A brand-new yellow safety vest from the Merrimac Police Department sat in stark juxtaposition on the table to a well-worn pair of tiny pink ballet slippers from Dance Technics in Merrimac and some tattered gloves worn by gardeners at West Newbury’s Knapp’s Greenhouses for 40 years.
Doyle said the most challenging part of the collection process was getting people to understand what kind of items would make a good donation. After sending out an initial letter, Stasiuk, Doyle and Rubino followed up with phone calls — and even personal visits to donors — to explain just what this public art project was all about. But once people understood the concept, enthusiasm for the idea steadily grew.
As the three women finished documenting the large collection of items, Bixby asked them to email the photos to him so he could play with some ideas digitally and start sketching out possible ways to compose his piece.

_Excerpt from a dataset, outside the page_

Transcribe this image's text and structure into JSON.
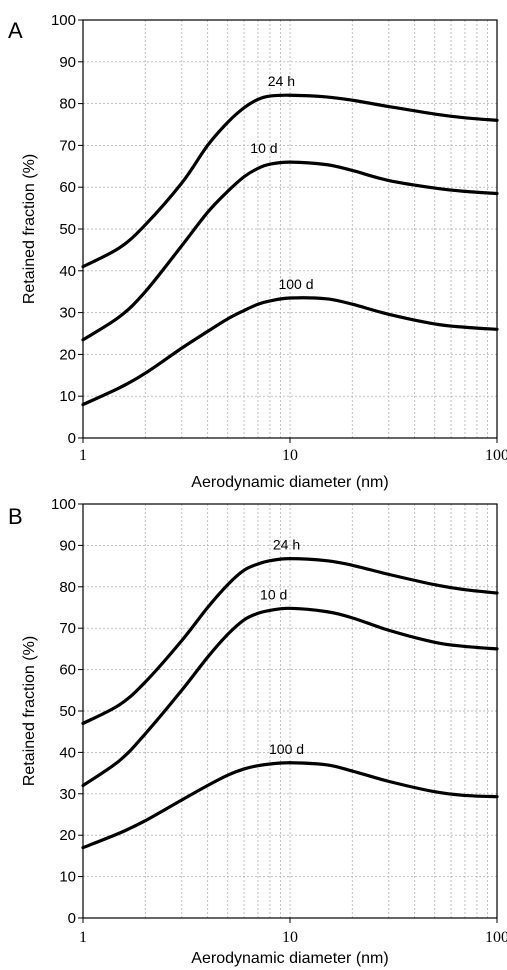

“This is the kind of piece where you don’t know the outcome prior to doing it,” Bixby said.
While making a piece of quality art out of random, unconnected objects might seem unfathomable to most people, it’s clear that Bixby considers the challenge to be part of the fun.
“There’s a lot of interesting shapes here,” he said. “Once I put it all together and shuffle them a bit, an idea is bound to come up.”

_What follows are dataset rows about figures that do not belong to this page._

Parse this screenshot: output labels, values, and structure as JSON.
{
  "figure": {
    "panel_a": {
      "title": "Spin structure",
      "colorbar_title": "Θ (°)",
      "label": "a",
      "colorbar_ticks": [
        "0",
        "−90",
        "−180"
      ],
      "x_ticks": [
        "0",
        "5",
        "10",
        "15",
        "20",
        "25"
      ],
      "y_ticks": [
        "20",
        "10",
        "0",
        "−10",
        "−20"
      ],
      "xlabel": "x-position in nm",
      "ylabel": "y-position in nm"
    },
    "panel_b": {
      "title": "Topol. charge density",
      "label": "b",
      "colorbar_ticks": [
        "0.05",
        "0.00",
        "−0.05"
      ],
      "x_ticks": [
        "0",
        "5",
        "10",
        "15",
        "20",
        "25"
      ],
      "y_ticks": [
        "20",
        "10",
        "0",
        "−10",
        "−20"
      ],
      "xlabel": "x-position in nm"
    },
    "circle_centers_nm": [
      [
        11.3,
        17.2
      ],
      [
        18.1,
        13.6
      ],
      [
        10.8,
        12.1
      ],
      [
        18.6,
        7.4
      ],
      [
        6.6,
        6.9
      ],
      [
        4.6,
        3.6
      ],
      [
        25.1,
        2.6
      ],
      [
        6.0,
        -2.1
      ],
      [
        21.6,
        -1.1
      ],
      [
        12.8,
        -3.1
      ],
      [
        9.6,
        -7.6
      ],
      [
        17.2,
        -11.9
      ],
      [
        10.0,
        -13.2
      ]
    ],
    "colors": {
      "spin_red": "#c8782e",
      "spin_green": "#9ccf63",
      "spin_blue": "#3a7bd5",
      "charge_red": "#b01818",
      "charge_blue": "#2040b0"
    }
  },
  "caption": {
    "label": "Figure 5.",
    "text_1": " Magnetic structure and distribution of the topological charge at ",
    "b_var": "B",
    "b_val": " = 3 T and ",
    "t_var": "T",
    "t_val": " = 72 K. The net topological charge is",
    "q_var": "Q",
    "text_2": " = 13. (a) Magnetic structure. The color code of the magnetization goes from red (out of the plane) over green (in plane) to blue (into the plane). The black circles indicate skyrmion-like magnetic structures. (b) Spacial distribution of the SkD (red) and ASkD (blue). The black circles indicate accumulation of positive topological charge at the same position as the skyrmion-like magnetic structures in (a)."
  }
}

A public unveiling of the collaborative art piece is planned as part of a 10th anniversary party that the foundation is hosting for the community at the high school on May 22. The viewbook will be on hand so people can first see the individual items and then find them within Bixby’s work.
A documentary of the process created by students in Bixby’s videography class will also run during the event, Stasiuk said. Eventually, the artwork will be on permanent display at the high school.